Fouad Abd-El-Khalick
January 15th, 2020

Q: When you were a child, what was your response to this question: “What do you want to be when you grow up?”

A: I didn’t know what I wanted to be. I grew up in Lebanon, where we did not have career counseling in schools. There, where education is perceived as the means to climb the social and economic ladders, the common wisdom was you grew up to become a physician, engineer, or something else, which included all other possible careers.

Q: Share the pivotal moment in your life that helped you choose your field of study.
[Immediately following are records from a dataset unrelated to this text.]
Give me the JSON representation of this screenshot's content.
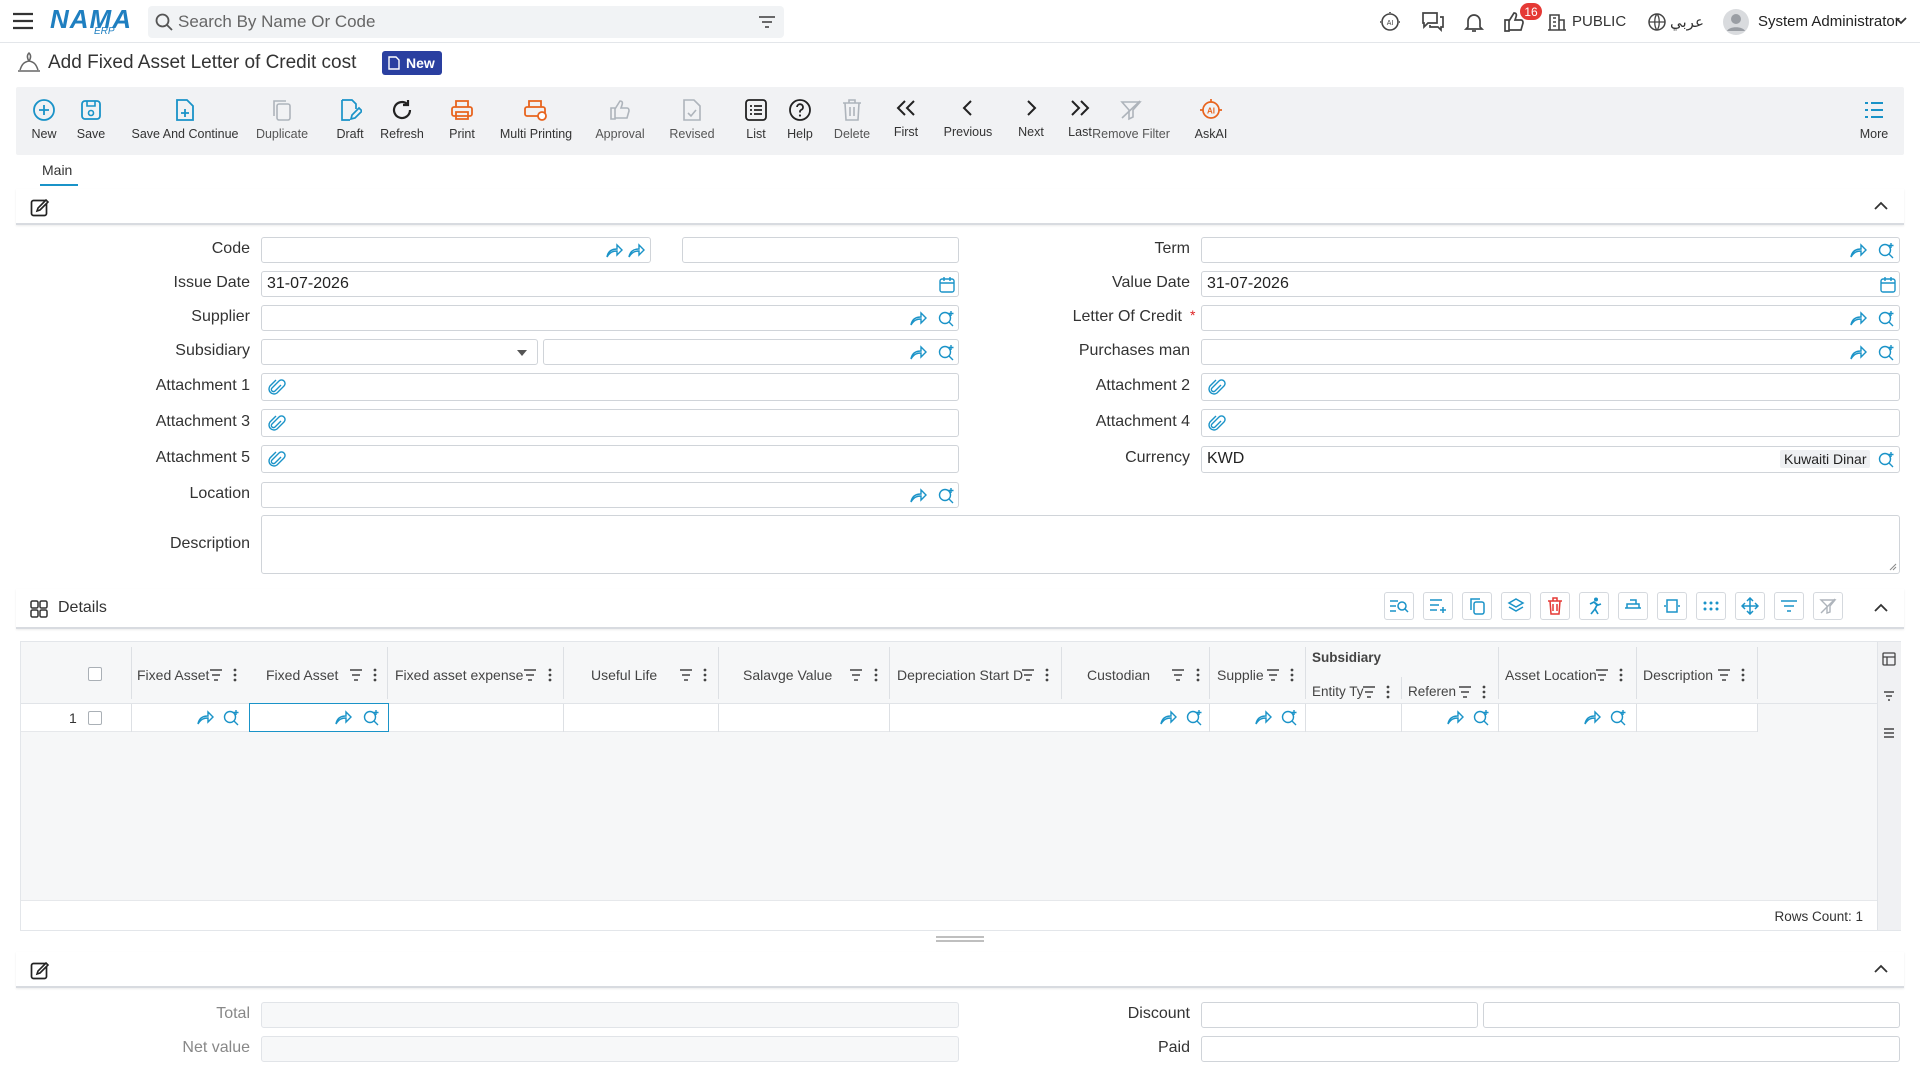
{
  "header": {
    "logo_text": "NAMA",
    "logo_sub": "ERP",
    "search_placeholder": "Search By Name Or Code",
    "notification_count": "16",
    "branch": "PUBLIC",
    "language": "عربي",
    "user": "System Administrator"
  },
  "page": {
    "title": "Add Fixed Asset Letter of Credit cost",
    "badge": "New"
  },
  "toolbar": [
    {
      "name": "new",
      "label": "New",
      "icon": "plus-circle-icon"
    },
    {
      "name": "save",
      "label": "Save",
      "icon": "save-icon"
    },
    {
      "name": "save-and-continue",
      "label": "Save And Continue",
      "icon": "file-plus-icon"
    },
    {
      "name": "duplicate",
      "label": "Duplicate",
      "icon": "copy-icon"
    },
    {
      "name": "draft",
      "label": "Draft",
      "icon": "edit-doc-icon"
    },
    {
      "name": "refresh",
      "label": "Refresh",
      "icon": "refresh-icon"
    },
    {
      "name": "print",
      "label": "Print",
      "icon": "print-icon"
    },
    {
      "name": "multi-printing",
      "label": "Multi Printing",
      "icon": "multi-print-icon"
    },
    {
      "name": "approval",
      "label": "Approval",
      "icon": "thumbs-up-icon"
    },
    {
      "name": "revised",
      "label": "Revised",
      "icon": "revised-doc-icon"
    },
    {
      "name": "list",
      "label": "List",
      "icon": "list-icon"
    },
    {
      "name": "help",
      "label": "Help",
      "icon": "help-icon"
    },
    {
      "name": "delete",
      "label": "Delete",
      "icon": "trash-icon"
    },
    {
      "name": "first",
      "label": "First",
      "icon": "double-chevron-left-icon"
    },
    {
      "name": "previous",
      "label": "Previous",
      "icon": "chevron-left-icon"
    },
    {
      "name": "next",
      "label": "Next",
      "icon": "chevron-right-icon"
    },
    {
      "name": "last",
      "label": "Last",
      "icon": "double-chevron-right-icon"
    },
    {
      "name": "remove-filter",
      "label": "Remove Filter",
      "icon": "filter-off-icon"
    },
    {
      "name": "askai",
      "label": "AskAI",
      "icon": "ai-icon"
    },
    {
      "name": "more",
      "label": "More",
      "icon": "more-list-icon"
    }
  ],
  "tabs": {
    "main": "Main"
  },
  "form": {
    "code": "Code",
    "issue_date_label": "Issue Date",
    "issue_date": "31-07-2026",
    "supplier": "Supplier",
    "subsidiary": "Subsidiary",
    "attachment1": "Attachment 1",
    "attachment3": "Attachment 3",
    "attachment5": "Attachment 5",
    "location": "Location",
    "description": "Description",
    "term": "Term",
    "value_date_label": "Value Date",
    "value_date": "31-07-2026",
    "letter_of_credit": "Letter Of Credit",
    "required_mark": "*",
    "purchases_man": "Purchases man",
    "attachment2": "Attachment 2",
    "attachment4": "Attachment 4",
    "currency_label": "Currency",
    "currency_code": "KWD",
    "currency_name": "Kuwaiti Dinar"
  },
  "details": {
    "title": "Details",
    "columns": {
      "fixed_asset_cat": "Fixed Asset",
      "fixed_asset": "Fixed Asset",
      "expense": "Fixed asset expense",
      "useful_life": "Useful Life",
      "salvage": "Salavge Value",
      "dep_start": "Depreciation Start D",
      "custodian": "Custodian",
      "supplier": "Supplie",
      "subsidiary_group": "Subsidiary",
      "entity_type": "Entity Ty",
      "reference": "Referen",
      "asset_location": "Asset Location",
      "description": "Description"
    },
    "row_number": "1",
    "rows_count": "Rows Count: 1"
  },
  "footer": {
    "total": "Total",
    "net_value": "Net value",
    "discount": "Discount",
    "paid": "Paid"
  },
  "colors": {
    "accent": "#1a93c8",
    "badge": "#2a3fa0",
    "print": "#e8641e",
    "notify": "#e53935"
  }
}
A: The moment came soon after I was denied admission to the Medical School at the American University of Beirut. “Congratulations on your failure” were the words of my education professor, Munir Bashshur, when I reported my news to him. Munir is a pioneer of education in Lebanon and the Arab world, and he studied under the legendary educator Joseph Schwab at the University of Chicago in the early 1960s. He continued, “Join the school of education, come learn more as we try to figure out how a child really learns.” Back then, I thought to myself, If this 58-year-old distinguished professor of education had not figured out how children learn, we all might be in trouble. Still, I followed his advice — which turned out to be great advice in hindsight — studied to become a science teacher, and the rest is history.

Abd-El-Khalick, his wife, daughter, and son

Abd-El-Khalick and his family visiting Lebanon.

Q: Tell us about a time you encountered a tricky problem. How did you handle it and what did you learn from it?

A: In the 40 years from the mid-1950s to the early 1990s, science educators were interested in learning about what K-12 school students knew about why science works and the nature of scientific knowledge. Toward this end, researchers had designed all sorts of nifty quantitative instruments with sophisticated psychometrics to learn about student ideas. Students, they reported, turned out to hold one or another “philosophical stance” on the nature of science. This did not make sense as it was not clear where children learned these philosophies, which were not part of the science curriculum. So, with a group of colleagues we thought we might as well take a different approach and ask children what they thought using open-ended questions. This shift resulted in new findings about what children thought about the nature of science.

Q: Describe your research in 5 words.

A: “Talking to students about science.”

Q: What are your passions outside of research?

A: Science-fiction films. Suspending disbelief is both freeing and enjoyable. Imagination and creativity are essential to the practice of science and escaping the realities of everyday life.